千葉県がまとめた2016年4月1日時点の待機児童数は1,460人でした。ピークだった前年から186人減少したものの、2年連続ゼロだった千葉市が11人と3年ぶりに待機児童が発生したほか、最も多い市川市で514人と141人増えました。国の緊急対策の対象となる「待機児童が50人以上」の自治体は8市と前年から2市増えました。

 船橋市は203人と市川市に次ぐ規模となりましたが、保育所などの受け皿整備や保育士の確保により、前年の625人からは大きく減らしました。一方、流山市が146人で97人増、木更津市は92人で27人増加しました。浦安市も50人増え79人となりました。

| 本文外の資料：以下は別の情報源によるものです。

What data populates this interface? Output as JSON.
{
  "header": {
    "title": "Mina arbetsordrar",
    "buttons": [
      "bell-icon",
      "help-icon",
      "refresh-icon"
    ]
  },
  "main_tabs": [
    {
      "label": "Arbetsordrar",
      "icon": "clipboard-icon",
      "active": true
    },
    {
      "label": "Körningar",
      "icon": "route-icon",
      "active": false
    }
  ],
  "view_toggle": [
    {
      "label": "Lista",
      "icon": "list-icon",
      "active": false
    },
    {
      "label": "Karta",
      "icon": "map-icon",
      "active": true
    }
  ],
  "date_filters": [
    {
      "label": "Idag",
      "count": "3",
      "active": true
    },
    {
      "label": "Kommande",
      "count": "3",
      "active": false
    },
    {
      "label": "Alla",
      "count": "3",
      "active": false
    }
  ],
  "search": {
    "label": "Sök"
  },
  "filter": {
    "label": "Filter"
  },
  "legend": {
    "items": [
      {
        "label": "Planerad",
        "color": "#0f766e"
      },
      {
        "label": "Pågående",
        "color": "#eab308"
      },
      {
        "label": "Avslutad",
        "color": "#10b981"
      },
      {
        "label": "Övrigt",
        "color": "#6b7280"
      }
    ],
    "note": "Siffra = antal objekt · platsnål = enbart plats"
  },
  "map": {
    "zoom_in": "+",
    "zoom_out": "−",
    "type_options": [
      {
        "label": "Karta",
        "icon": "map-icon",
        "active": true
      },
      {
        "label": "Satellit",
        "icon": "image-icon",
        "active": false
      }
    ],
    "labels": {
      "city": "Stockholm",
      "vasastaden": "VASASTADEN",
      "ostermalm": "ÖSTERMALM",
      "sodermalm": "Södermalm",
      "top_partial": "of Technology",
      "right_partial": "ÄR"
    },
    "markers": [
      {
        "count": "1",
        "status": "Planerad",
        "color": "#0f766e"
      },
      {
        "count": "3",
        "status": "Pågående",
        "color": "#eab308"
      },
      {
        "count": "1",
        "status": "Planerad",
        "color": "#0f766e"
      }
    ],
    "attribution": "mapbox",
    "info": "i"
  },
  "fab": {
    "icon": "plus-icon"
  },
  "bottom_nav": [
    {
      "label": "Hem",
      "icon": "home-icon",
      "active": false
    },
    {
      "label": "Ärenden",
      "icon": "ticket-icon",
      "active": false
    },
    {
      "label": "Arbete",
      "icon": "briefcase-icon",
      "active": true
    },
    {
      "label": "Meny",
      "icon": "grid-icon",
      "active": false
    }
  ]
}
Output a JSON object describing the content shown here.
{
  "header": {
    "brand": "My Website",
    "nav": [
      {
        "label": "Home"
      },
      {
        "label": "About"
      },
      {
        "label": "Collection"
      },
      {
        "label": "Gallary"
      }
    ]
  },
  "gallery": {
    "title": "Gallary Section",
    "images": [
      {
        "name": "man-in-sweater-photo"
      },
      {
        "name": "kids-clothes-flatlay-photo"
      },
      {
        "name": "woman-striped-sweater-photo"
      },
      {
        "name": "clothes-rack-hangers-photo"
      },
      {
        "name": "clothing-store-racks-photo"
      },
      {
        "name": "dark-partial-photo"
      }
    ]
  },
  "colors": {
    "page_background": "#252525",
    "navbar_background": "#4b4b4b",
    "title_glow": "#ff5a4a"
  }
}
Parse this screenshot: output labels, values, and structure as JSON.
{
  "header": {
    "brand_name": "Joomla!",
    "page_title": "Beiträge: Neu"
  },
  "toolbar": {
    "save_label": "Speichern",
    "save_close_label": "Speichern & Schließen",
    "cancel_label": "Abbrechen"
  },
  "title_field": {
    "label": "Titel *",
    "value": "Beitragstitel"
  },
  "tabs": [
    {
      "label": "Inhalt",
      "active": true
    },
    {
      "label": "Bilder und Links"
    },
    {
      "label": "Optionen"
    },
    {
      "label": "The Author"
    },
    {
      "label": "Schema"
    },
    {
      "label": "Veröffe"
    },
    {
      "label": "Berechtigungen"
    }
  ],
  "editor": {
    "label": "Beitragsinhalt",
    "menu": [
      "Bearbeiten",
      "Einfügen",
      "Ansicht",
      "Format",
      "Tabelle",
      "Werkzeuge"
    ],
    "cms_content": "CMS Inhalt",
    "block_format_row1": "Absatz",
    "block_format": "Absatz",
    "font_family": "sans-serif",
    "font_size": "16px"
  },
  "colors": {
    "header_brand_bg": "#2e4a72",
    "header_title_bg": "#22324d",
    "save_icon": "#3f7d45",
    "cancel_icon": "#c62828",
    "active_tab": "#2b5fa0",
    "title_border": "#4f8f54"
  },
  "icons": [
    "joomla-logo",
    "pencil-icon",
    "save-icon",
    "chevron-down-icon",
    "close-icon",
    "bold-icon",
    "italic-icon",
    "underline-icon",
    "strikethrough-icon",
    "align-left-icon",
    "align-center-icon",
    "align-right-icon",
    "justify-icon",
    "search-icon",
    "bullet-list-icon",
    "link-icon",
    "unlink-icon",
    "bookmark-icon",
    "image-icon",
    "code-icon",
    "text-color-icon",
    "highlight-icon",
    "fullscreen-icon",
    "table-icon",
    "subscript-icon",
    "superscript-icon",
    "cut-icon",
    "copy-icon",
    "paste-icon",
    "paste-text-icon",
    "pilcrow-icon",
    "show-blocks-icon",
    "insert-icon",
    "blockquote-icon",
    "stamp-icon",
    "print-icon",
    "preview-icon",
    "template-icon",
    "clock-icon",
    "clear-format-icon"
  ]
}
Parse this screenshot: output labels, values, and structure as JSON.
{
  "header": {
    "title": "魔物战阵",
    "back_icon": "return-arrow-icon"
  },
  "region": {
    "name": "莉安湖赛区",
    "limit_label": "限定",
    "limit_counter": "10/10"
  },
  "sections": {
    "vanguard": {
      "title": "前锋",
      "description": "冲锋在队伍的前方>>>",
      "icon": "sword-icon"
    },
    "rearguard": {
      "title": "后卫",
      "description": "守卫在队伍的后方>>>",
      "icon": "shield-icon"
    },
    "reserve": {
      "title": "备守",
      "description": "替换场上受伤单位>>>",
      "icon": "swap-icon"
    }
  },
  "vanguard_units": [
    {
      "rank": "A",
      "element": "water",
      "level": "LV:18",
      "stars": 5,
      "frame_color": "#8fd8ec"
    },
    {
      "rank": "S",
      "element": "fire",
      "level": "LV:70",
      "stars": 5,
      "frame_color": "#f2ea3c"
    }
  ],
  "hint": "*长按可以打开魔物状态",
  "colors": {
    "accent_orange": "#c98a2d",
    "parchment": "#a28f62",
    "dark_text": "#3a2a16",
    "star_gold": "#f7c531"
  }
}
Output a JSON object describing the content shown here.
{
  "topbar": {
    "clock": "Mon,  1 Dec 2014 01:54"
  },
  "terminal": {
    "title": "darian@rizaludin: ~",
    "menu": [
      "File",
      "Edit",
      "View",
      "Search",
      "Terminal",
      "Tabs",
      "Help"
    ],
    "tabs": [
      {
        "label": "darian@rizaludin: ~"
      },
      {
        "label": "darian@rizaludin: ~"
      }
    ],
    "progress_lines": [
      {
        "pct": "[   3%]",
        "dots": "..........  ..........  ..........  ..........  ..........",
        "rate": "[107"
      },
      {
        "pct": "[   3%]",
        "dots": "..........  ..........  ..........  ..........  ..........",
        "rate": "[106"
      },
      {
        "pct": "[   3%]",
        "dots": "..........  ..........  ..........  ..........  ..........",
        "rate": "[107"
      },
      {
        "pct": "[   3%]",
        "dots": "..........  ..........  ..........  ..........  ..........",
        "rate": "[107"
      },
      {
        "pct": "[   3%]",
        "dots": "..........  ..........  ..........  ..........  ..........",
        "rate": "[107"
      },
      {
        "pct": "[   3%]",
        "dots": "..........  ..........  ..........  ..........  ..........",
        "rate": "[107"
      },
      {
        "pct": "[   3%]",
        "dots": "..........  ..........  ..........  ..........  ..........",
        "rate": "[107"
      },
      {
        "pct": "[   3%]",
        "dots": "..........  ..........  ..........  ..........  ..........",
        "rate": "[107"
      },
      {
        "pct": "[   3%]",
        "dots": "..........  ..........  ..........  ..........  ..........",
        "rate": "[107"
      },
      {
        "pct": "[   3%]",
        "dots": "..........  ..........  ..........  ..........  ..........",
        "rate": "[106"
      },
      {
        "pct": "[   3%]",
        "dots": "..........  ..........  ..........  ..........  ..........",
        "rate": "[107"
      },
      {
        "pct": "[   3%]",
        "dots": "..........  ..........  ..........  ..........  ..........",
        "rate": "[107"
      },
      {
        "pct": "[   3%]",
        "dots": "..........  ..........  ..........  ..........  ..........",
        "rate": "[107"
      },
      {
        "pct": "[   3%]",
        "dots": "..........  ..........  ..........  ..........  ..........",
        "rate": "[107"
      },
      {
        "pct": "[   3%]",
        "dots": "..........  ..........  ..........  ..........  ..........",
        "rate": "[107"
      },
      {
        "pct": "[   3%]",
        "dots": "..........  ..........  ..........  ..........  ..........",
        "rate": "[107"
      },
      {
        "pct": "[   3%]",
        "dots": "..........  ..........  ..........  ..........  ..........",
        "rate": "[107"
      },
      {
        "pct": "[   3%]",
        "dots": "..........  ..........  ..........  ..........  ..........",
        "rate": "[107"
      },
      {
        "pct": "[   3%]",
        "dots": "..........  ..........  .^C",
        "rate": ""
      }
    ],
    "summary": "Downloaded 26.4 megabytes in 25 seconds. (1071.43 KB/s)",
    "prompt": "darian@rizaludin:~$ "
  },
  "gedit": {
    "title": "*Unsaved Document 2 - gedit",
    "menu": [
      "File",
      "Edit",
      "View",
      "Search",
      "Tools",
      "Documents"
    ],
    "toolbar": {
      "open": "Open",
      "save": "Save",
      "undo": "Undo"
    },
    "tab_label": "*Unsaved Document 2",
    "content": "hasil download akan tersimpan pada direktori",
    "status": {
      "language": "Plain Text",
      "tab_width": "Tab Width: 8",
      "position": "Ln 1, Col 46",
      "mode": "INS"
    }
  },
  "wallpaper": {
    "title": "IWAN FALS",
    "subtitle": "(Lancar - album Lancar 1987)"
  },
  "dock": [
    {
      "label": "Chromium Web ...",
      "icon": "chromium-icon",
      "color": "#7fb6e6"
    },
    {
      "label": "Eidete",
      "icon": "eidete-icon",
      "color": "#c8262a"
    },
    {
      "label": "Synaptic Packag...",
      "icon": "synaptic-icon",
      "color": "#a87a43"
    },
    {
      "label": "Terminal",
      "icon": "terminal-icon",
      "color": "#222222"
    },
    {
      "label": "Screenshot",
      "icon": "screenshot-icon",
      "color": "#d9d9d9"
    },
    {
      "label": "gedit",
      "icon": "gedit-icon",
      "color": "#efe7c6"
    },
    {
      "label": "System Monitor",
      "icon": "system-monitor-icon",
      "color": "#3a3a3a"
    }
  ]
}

 年齢別では1歳児が882人と全体の6割を占めました。県によると母親の育児休暇が明けるタイミングと重なることが要因とみられます。2歳児が296人、0歳児が133人と続き、0~2歳で全体の約9割を占めました。

 このほか習志野市、八千代市、富里市で50人を超えましたが、市原市、成田市などで50人を切ったため、県内で待機児童50人以上の自治体は8市となりました。県によると「保育所の創設などで定員数は前年より増えたが、人口流入が続く県北西部では受け皿が追い付かなかった」と分析しています。